To: RMF who wrote (2515)3/25/2008 2:57:50 PM
From: longnshort  Respond to of 3215
 
Saddam tied to terrorists

THE WASHINGTON TIMES EDITORIAL
March 25, 2008

Newly declassified documents captured in Iraq show that Saddam Hussein's regime had extensive ties with a variety of Islamist and other terrorist groups, in some cases dating back to the early 1990s. Saddam's Iraqi Intelligence Service (or Mukhabarat) established a working relationship with Egyptian Islamic Jihad, whose leader, Ayman al-Zawahiri, later merged the group with al Qaeda, according to a new report by the Institute for Defense Analyses. In addition, the Mukhabarat trained scores of non-Iraqi Arabs to attack Israel. The new report contains copies of captured Iraqi documents that provide what may be the most detailed picture ever of Baghdad's support for terrorism.

Few stories in recent memory have been as badly misreported by the mainstream media. News outlets — including The Washington Post, the New York Times, CNN and ABC —all issued reports earlier this month declaring that the IDA report showed no link between Saddam and al Qaeda. While the report does say that there was no direct operational link between the two, its most significant new disclosure may be evidence of ties between Zawahri's EIJ and Saddam's regime. A 1993 memo from Iraqi intelligence to Saddam says that Iraq had aided the Egyptian group previously and was restarting contacts with the goal of overthrowing Egyptian President Hosni Mubarak's government. Two other Iraqi memos included in the IDA report describe the EIJ's terrorist bona fides, including its assassination of President Anwar Sadat in 1981 and emphasize the importance of training and financing that group.

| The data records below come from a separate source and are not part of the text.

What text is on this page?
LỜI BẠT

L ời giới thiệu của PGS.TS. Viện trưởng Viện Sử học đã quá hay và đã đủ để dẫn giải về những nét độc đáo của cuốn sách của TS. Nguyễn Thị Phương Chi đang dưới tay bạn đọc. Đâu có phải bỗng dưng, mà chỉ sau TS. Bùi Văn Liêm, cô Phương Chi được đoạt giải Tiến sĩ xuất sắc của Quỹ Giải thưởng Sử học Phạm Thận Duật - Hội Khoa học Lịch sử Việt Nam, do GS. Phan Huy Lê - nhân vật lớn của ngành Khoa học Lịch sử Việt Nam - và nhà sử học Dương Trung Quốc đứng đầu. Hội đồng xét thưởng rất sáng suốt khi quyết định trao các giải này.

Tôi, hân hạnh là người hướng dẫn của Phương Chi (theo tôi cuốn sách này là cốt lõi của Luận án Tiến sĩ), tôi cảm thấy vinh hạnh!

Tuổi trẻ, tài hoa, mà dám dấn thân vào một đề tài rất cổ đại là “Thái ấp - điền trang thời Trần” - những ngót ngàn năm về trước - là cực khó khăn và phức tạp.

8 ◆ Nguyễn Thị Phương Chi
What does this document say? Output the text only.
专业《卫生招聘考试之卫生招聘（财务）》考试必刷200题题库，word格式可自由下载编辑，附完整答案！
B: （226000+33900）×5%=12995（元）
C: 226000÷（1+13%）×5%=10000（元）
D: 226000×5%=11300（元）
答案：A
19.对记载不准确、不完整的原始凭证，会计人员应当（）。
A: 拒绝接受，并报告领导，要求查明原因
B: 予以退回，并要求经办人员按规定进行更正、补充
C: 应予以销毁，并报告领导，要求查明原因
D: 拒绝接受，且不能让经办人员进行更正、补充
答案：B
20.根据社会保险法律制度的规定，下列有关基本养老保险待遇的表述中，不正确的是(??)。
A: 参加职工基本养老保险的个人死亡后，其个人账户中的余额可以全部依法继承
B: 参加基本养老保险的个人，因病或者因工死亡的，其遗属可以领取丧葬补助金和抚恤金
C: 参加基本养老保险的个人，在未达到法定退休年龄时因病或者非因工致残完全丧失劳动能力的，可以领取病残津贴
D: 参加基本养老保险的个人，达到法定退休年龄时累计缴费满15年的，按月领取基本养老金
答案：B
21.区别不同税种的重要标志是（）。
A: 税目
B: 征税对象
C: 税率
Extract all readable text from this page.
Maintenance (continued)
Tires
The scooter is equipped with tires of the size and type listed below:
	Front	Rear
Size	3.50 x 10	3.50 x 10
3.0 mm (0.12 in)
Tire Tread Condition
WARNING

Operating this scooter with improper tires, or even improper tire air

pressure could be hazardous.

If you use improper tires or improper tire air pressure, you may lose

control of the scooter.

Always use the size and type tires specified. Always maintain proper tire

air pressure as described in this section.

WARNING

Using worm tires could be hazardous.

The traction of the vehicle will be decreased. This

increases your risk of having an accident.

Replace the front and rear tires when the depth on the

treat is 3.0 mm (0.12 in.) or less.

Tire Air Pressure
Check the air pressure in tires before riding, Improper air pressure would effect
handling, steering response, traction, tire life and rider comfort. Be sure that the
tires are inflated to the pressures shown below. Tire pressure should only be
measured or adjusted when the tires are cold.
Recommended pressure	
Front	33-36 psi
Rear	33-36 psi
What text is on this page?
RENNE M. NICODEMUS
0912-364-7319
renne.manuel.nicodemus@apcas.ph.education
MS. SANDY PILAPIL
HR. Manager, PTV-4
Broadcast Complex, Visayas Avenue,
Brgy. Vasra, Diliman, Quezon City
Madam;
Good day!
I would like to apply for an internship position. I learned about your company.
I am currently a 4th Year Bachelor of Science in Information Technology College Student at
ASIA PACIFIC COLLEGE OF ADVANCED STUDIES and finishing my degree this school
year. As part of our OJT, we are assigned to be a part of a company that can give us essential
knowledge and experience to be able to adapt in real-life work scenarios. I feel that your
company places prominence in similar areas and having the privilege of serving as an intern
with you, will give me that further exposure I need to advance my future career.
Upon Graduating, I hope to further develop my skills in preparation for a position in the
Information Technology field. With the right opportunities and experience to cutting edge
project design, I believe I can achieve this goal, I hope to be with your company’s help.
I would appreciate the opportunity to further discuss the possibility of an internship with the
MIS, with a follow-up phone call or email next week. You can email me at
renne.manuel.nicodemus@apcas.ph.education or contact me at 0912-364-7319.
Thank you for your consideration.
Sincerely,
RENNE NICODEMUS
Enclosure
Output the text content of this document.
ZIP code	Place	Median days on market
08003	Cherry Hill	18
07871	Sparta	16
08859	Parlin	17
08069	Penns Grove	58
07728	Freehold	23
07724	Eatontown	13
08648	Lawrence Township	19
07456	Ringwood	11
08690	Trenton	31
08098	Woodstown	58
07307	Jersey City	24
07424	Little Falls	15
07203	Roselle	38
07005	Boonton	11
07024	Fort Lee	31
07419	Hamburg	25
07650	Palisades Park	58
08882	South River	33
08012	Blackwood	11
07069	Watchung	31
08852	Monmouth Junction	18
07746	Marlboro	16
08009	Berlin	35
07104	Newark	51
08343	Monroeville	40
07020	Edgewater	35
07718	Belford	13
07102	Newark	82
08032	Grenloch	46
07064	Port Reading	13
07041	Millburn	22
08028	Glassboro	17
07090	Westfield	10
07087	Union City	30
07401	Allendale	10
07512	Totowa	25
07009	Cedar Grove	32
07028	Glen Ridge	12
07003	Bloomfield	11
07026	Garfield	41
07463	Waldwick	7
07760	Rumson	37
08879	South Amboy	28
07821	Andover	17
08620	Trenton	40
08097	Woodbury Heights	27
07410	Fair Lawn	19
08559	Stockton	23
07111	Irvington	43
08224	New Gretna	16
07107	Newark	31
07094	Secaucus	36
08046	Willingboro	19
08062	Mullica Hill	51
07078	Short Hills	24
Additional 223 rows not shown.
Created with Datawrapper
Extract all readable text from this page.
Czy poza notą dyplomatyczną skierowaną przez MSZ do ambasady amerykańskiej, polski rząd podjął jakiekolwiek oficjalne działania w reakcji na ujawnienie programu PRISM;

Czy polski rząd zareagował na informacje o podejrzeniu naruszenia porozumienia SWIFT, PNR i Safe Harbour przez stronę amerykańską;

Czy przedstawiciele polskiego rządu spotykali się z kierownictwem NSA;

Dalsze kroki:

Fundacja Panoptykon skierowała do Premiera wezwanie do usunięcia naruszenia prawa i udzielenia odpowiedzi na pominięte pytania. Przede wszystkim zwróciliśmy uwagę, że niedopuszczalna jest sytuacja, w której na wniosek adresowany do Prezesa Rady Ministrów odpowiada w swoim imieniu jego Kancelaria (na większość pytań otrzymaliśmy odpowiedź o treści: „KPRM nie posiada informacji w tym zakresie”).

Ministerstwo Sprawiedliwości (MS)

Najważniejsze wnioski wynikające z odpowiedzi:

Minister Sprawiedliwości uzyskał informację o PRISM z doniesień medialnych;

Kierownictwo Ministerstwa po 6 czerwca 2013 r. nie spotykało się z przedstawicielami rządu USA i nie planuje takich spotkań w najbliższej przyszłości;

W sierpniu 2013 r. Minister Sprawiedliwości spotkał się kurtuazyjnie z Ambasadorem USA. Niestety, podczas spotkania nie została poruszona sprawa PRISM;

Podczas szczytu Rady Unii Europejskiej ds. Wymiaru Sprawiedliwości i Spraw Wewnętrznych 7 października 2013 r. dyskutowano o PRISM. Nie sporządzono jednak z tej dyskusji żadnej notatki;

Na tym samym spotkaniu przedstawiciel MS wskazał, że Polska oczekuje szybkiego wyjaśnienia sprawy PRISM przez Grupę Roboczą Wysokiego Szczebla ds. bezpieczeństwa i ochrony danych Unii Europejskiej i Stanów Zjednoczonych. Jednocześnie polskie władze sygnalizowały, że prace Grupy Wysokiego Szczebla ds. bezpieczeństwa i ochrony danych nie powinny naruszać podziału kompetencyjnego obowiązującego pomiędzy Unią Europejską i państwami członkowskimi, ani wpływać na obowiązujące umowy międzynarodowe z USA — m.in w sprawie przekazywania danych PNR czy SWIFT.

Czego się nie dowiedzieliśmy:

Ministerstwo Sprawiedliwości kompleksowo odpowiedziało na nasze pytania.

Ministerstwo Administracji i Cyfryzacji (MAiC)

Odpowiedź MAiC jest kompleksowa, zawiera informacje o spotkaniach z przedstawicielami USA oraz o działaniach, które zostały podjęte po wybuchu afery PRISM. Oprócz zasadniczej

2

Zawahri, who is believed to be in hiding with Osama bin Laden, is on the FBI's most-wanted-terrorism list for his role in the Sept. 11 attacks and the August 1998 bombings of the U.S. embassies in Kenya and Tanzania.

In fact, the al Qaeda connection only scratches the surface of Saddam's terrorist ties. As Rowan Scarborough reported in this newspaper on Friday, the IDA report reveals that Saddam provided millions of dollars and arms to Palestinian terror groups and trained Palestinians in Iraqi terror camps. Saddam's security service maintained representatives in the West Bank and Gaza, who met with Hamas founder Ahmad Yassin and conveyed his military needs to Baghdad. Another terrorist who found refuge in Baghdad was Abu Abbas, a leader of the Palestine Liberation Front, who engineered the 1985 hijacking of the Italian cruise ship Achille Lauro. The documents show that Abbas served as Saddam's conduit for meetings with Hamas. Coalition forces captured Abbas in 2003 as he attempted to flee to Syria. Abbas died of natural causes while in custody the following year.

The IDA report also includes translations of Iraqi Intelligence Service documents that describe efforts to destabilize other Arab governments, including the United Arab Emirates, Saudi Arabia and Kuwait, and the regime's campaign to kill humanitarian aid workers operating in the Kurdish region of northern Iraq. The study also reveals that on Sept. 17, 2001, Saddam gave orders to his military intelligence directorate to recruit Iraqi officers to conduct "suicide operations" against the United States.